Y hubo otro intento de apropiación: la empresaria Ana Sciomeri se empeñó en volver a meter cómicos en el escenario inconcluso. Pidió al Rey levantar la prohibición frailuno-municipal y, aunque lo consiguió, el Ayuntamiento no sólo no hizo caso sino que, según Madoz, aprovechó hasta noches y días festivos para tirar la obra. El tabla rasa causó un nuevo efecto. La parte que Olavide no había tocado la compró un indiano, el Marqués de Palomares (de Palomares del Duero), y en el solar del derribo los Sánchez-Dalp se levantaron una mansión de paredes, arcos, techos, escaleras y pasillos neomudéjares.

Enfrente se establecieron los Cavaleri y para colmo los partidarios de la farándula triunfaron en la revolución de 1868 -la que trajo la I República- y la iglesia mudéjar fue derribada para levantar en su lugar el Teatro del Duque. Protestaron las almas piadosas de que se hubiera edificado en un solar sacro pero las tablas, que siguieron por el momento, ayudaron a cambiar el enclave, que se llenó de locales de cante y baile. En el lado opuesto se instaló el Pasaje del Duque y muy cerca el Novedades, el del Burrero... Los últimos en irse fueron el Pinto y su mujer, Pastora, porque al teatro le llegó la piqueta tras la Guerra Civil para que los sindicatos verticales tuvieran un edificio en vertical.

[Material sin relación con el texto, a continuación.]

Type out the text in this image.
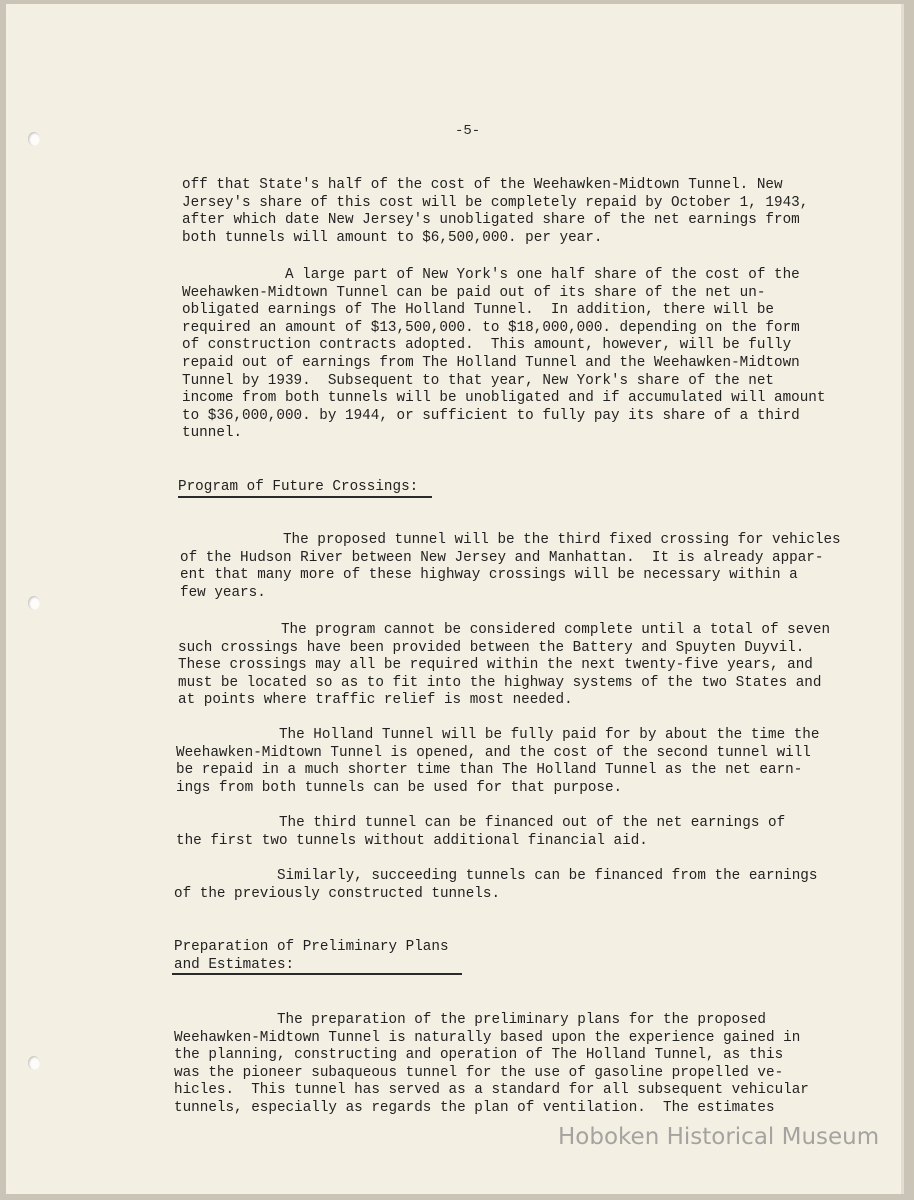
-5-
off that State's half of the cost of the Weehawken-Midtown Tunnel. New
Jersey's share of this cost will be completely repaid by October 1, 1943,
after which date New Jersey's unobligated share of the net earnings from
both tunnels will amount to $6,500,000. per year.
A large part of New York's one half share of the cost of the
Weehawken-Midtown Tunnel can be paid out of its share of the net un-
obligated earnings of The Holland Tunnel.  In addition, there will be
required an amount of $13,500,000. to $18,000,000. depending on the form
of construction contracts adopted.  This amount, however, will be fully
repaid out of earnings from The Holland Tunnel and the Weehawken-Midtown
Tunnel by 1939.  Subsequent to that year, New York's share of the net
income from both tunnels will be unobligated and if accumulated will amount
to $36,000,000. by 1944, or sufficient to fully pay its share of a third
tunnel.
Program of Future Crossings:
The proposed tunnel will be the third fixed crossing for vehicles
of the Hudson River between New Jersey and Manhattan.  It is already appar-
ent that many more of these highway crossings will be necessary within a
few years.
The program cannot be considered complete until a total of seven
such crossings have been provided between the Battery and Spuyten Duyvil.
These crossings may all be required within the next twenty-five years, and
must be located so as to fit into the highway systems of the two States and
at points where traffic relief is most needed.
The Holland Tunnel will be fully paid for by about the time the
Weehawken-Midtown Tunnel is opened, and the cost of the second tunnel will
be repaid in a much shorter time than The Holland Tunnel as the net earn-
ings from both tunnels can be used for that purpose.
The third tunnel can be financed out of the net earnings of
the first two tunnels without additional financial aid.
Similarly, succeeding tunnels can be financed from the earnings
of the previously constructed tunnels.
Preparation of Preliminary Plans
and Estimates:
The preparation of the preliminary plans for the proposed
Weehawken-Midtown Tunnel is naturally based upon the experience gained in
the planning, constructing and operation of The Holland Tunnel, as this
was the pioneer subaqueous tunnel for the use of gasoline propelled ve-
hicles.  This tunnel has served as a standard for all subsequent vehicular
tunnels, especially as regards the plan of ventilation.  The estimates
Hoboken Historical Museum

El palacio del Marqués ya albergaba unos almacenes, los del Duque, que no podían rivalizar con La Ciudad de Londres, Izquierdo Benito o Almacenes San Sebastián y su programa radiofónico Conozca Vd. a sus vecinos.

Se veía venir y vino; llegó El Corte Inglés. Hizo el paripé de presentar unos bocetos aún más historicistas que la casa de los Dalp; Hernández Díaz (el alcalde) les contestó con otro que se parecía a la Maestranza por Adriano y al final levantaron el de verdad, ése del inmenso muro blanco. Como sucedió con los cafés cantantes, enfrente y en el lateral hicieron lo mismo Lubre y Simago para acabar siendo engullidos por el triángulo verdinegro. Entre los dos palacios había una gárgola en la que una figura sostenía una plomada demostrando que el otro (no recuerdo cuál) había invadido su terreno; cuando alguien preguntó si se ajustaba a la ley que la marquesina de El Corte Inglés sobrepasara la acera no hizo falta la plomada: se estrechó la calzada alargando el bordillo. La plaza había cambiado de nuevo de dueño.